Telecommunications companies should understand that BEPS is now a key component of international tax reform and that measures need to be undertaken.
What is BEPS?
The Organization for Economic Co-operation and Development (OECD) project on base erosion and profit shifting (BEPS), which is supported by the European Union (EU), is aimed at responding to the global concern of tax authorities regarding the potential for multinational companies (MNCs) to reduce their tax liabilities.
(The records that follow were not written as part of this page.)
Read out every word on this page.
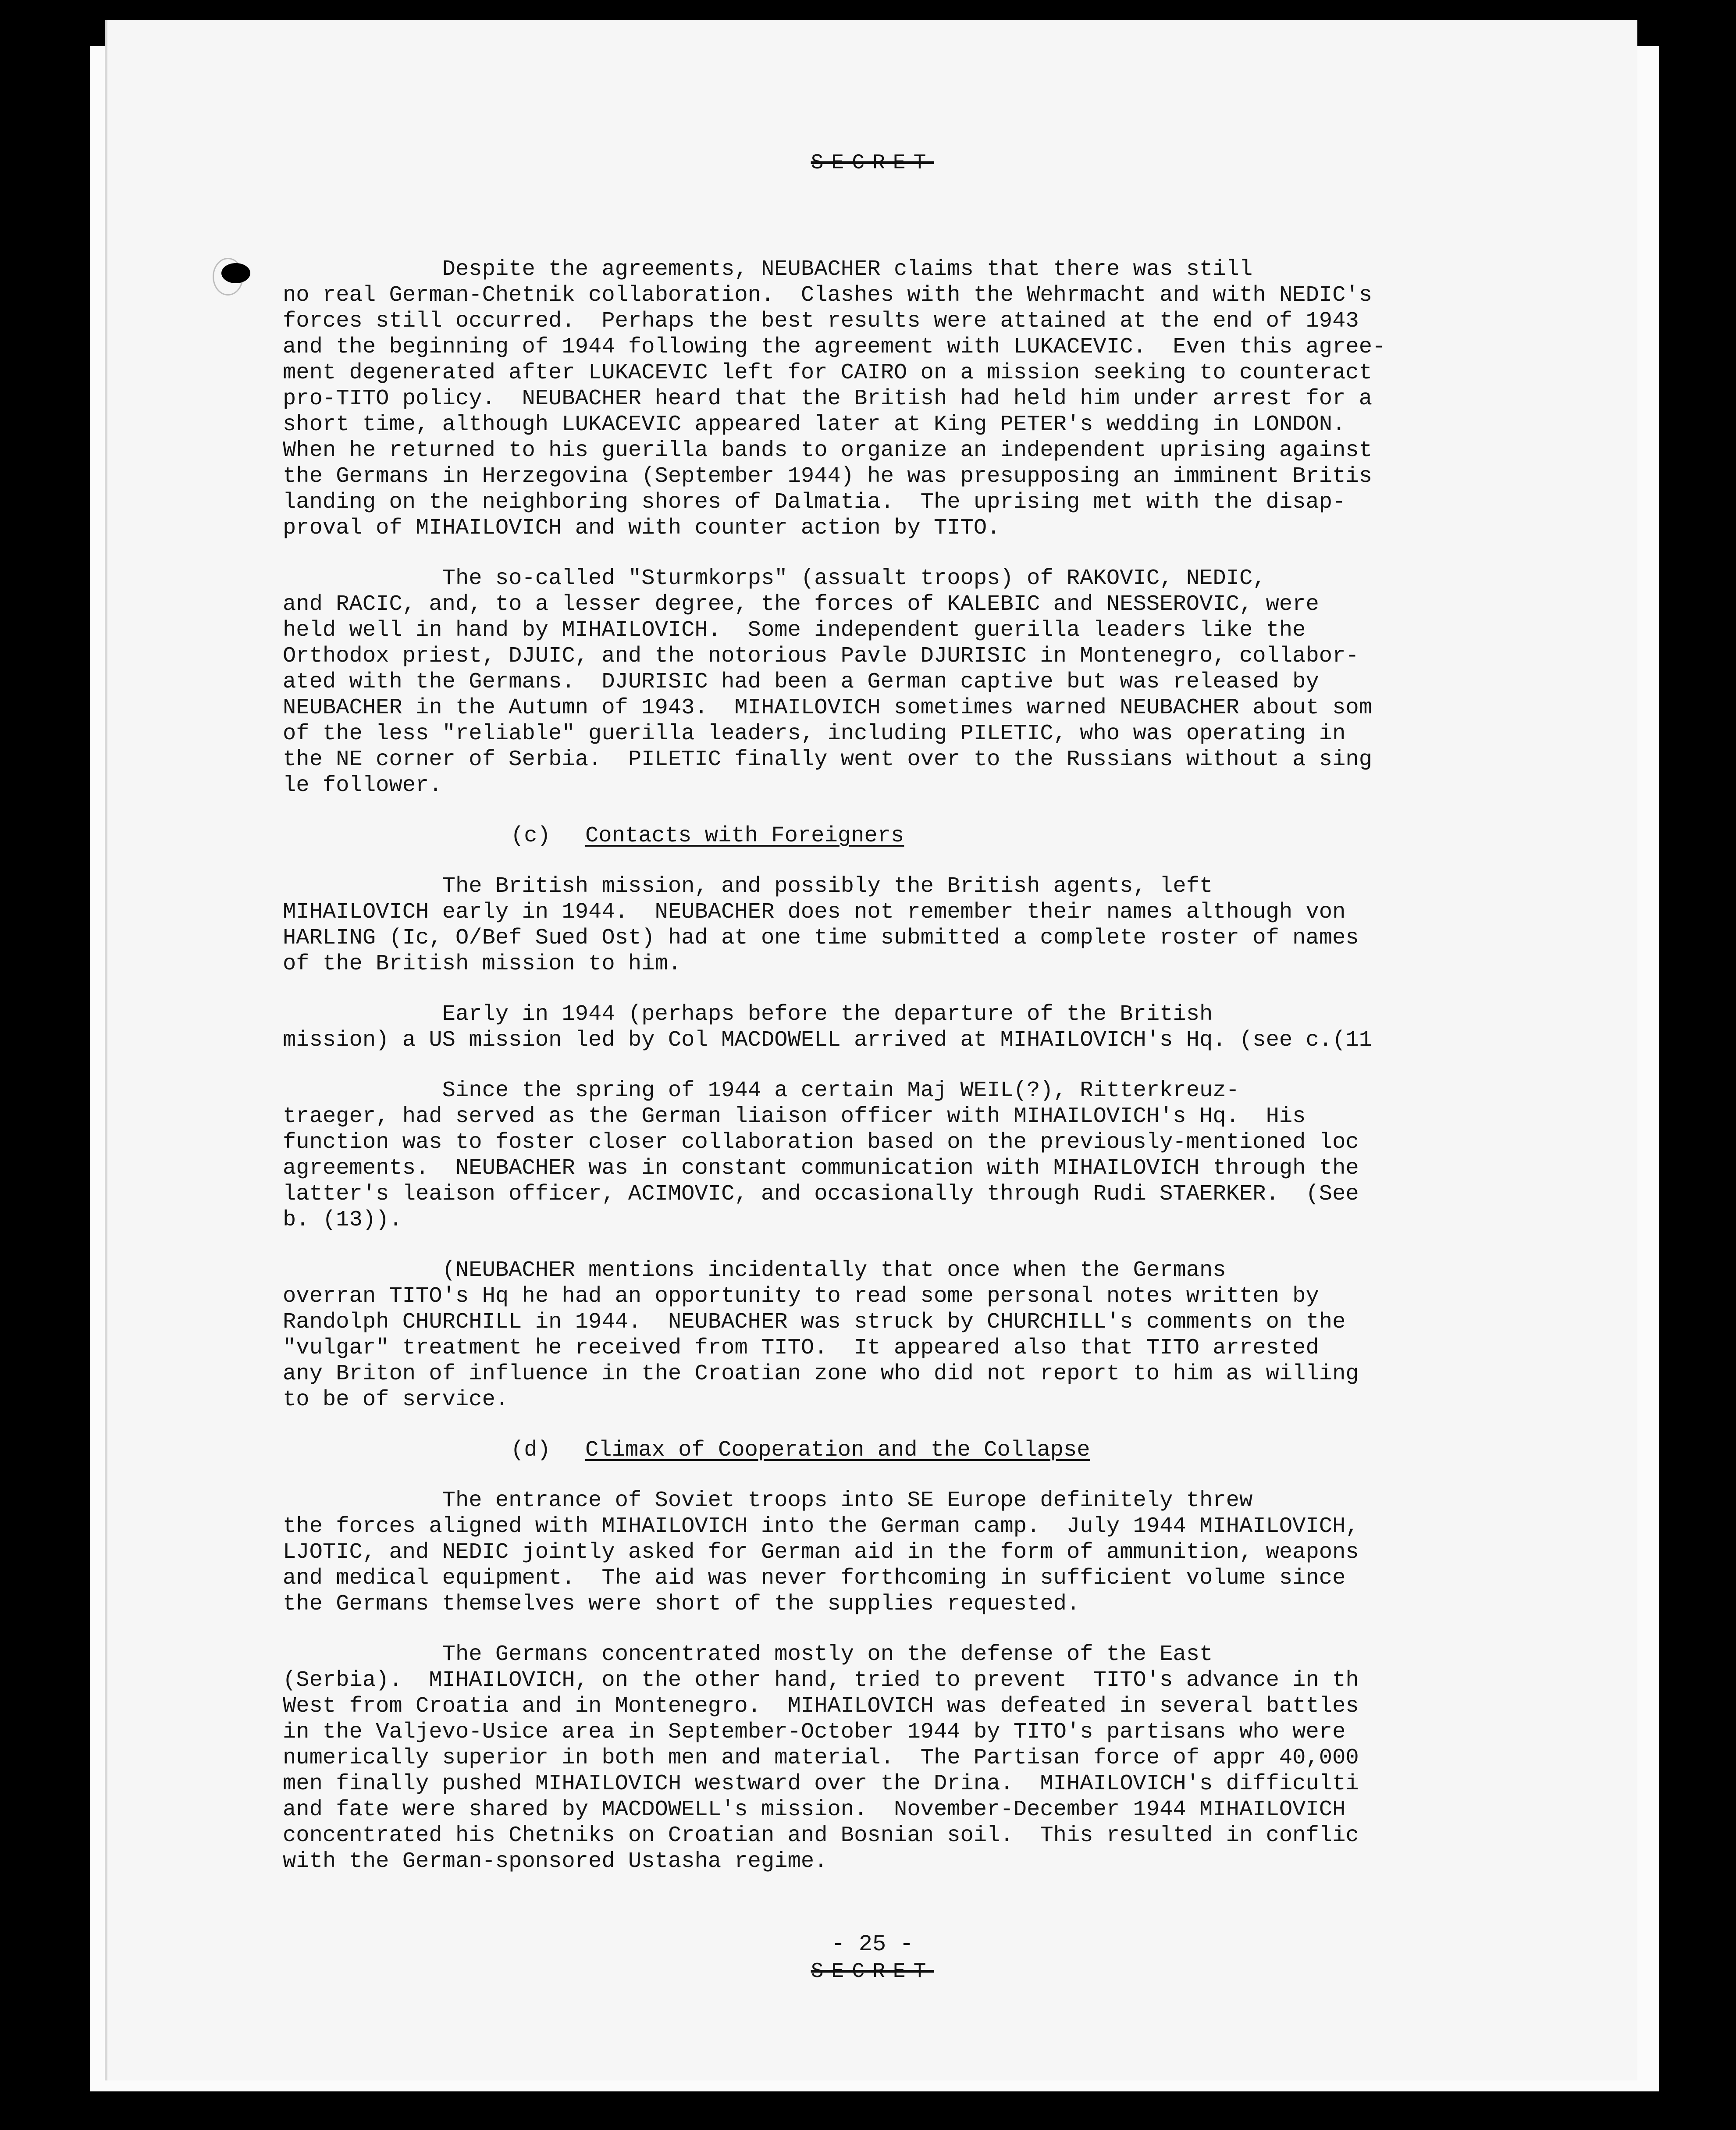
SECRET
Despite the agreements, NEUBACHER claims that there was still
no real German-Chetnik collaboration.  Clashes with the Wehrmacht and with NEDIC's
forces still occurred.  Perhaps the best results were attained at the end of 1943
and the beginning of 1944 following the agreement with LUKACEVIC.  Even this agree-
ment degenerated after LUKACEVIC left for CAIRO on a mission seeking to counteract
pro-TITO policy.  NEUBACHER heard that the British had held him under arrest for a
short time, although LUKACEVIC appeared later at King PETER's wedding in LONDON.
When he returned to his guerilla bands to organize an independent uprising against
the Germans in Herzegovina (September 1944) he was presupposing an imminent Britis
landing on the neighboring shores of Dalmatia.  The uprising met with the disap-
proval of MIHAILOVICH and with counter action by TITO.
The so-called "Sturmkorps" (assualt troops) of RAKOVIC, NEDIC,
and RACIC, and, to a lesser degree, the forces of KALEBIC and NESSEROVIC, were
held well in hand by MIHAILOVICH.  Some independent guerilla leaders like the
Orthodox priest, DJUIC, and the notorious Pavle DJURISIC in Montenegro, collabor-
ated with the Germans.  DJURISIC had been a German captive but was released by
NEUBACHER in the Autumn of 1943.  MIHAILOVICH sometimes warned NEUBACHER about som
of the less "reliable" guerilla leaders, including PILETIC, who was operating in
the NE corner of Serbia.  PILETIC finally went over to the Russians without a sing
le follower.
(c) Contacts with Foreigners
The British mission, and possibly the British agents, left
MIHAILOVICH early in 1944.  NEUBACHER does not remember their names although von
HARLING (Ic, O/Bef Sued Ost) had at one time submitted a complete roster of names
of the British mission to him.
Early in 1944 (perhaps before the departure of the British
mission) a US mission led by Col MACDOWELL arrived at MIHAILOVICH's Hq. (see c.(11
Since the spring of 1944 a certain Maj WEIL(?), Ritterkreuz-
traeger, had served as the German liaison officer with MIHAILOVICH's Hq.  His
function was to foster closer collaboration based on the previously-mentioned loc
agreements.  NEUBACHER was in constant communication with MIHAILOVICH through the
latter's leaison officer, ACIMOVIC, and occasionally through Rudi STAERKER.  (See
b. (13)).
(NEUBACHER mentions incidentally that once when the Germans
overran TITO's Hq he had an opportunity to read some personal notes written by
Randolph CHURCHILL in 1944.  NEUBACHER was struck by CHURCHILL's comments on the
"vulgar" treatment he received from TITO.  It appeared also that TITO arrested
any Briton of influence in the Croatian zone who did not report to him as willing
to be of service.
(d) Climax of Cooperation and the Collapse
The entrance of Soviet troops into SE Europe definitely threw
the forces aligned with MIHAILOVICH into the German camp.  July 1944 MIHAILOVICH,
LJOTIC, and NEDIC jointly asked for German aid in the form of ammunition, weapons
and medical equipment.  The aid was never forthcoming in sufficient volume since
the Germans themselves were short of the supplies requested.
The Germans concentrated mostly on the defense of the East
(Serbia).  MIHAILOVICH, on the other hand, tried to prevent  TITO's advance in th
West from Croatia and in Montenegro.  MIHAILOVICH was defeated in several battles
in the Valjevo-Usice area in September-October 1944 by TITO's partisans who were
numerically superior in both men and material.  The Partisan force of appr 40,000
men finally pushed MIHAILOVICH westward over the Drina.  MIHAILOVICH's difficulti
and fate were shared by MACDOWELL's mission.  November-December 1944 MIHAILOVICH
concentrated his Chetniks on Croatian and Bosnian soil.  This resulted in conflic
with the German-sponsored Ustasha regime.
- 25 -
SECRET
This is accomplished by shifting income to no-tax or low-tax jurisdictions.
BEPS touches all components of the typical telecommunications organization, including cross-border operations, virtual management teams, sales and channel management, procurement, manufacturing and inventory deployment, and research and development.
In addition, BEPS must be viewed in the broader context of a further tightening of the global regulatory framework.
Telecommunications operators should align themselves with key themes and outputs associated with BEPS, including
- • revamped transfer pricing principles to reflect activities
- • robust documentation requirements
- • transparency around global operations
- • alignment of functional profiles across the value chain to mitigate tax, audit and reputational risk
- • capitalizing on opportunities to manage the group’s effective tax rate.
Many telecommunications operators have been taking steps to properly position themselves as a result of the BEPS Actions. The BEPS project can change the legal and regulatory framework in many countries and represents one of the most fundamental overhauls of international taxation in a generation.
Given the proliferation of domestic law changes, it will be critical for the telecommunications operators to closely monitor the ever-changing and evolving landscape at the specific country level (in both mature and emerging markets).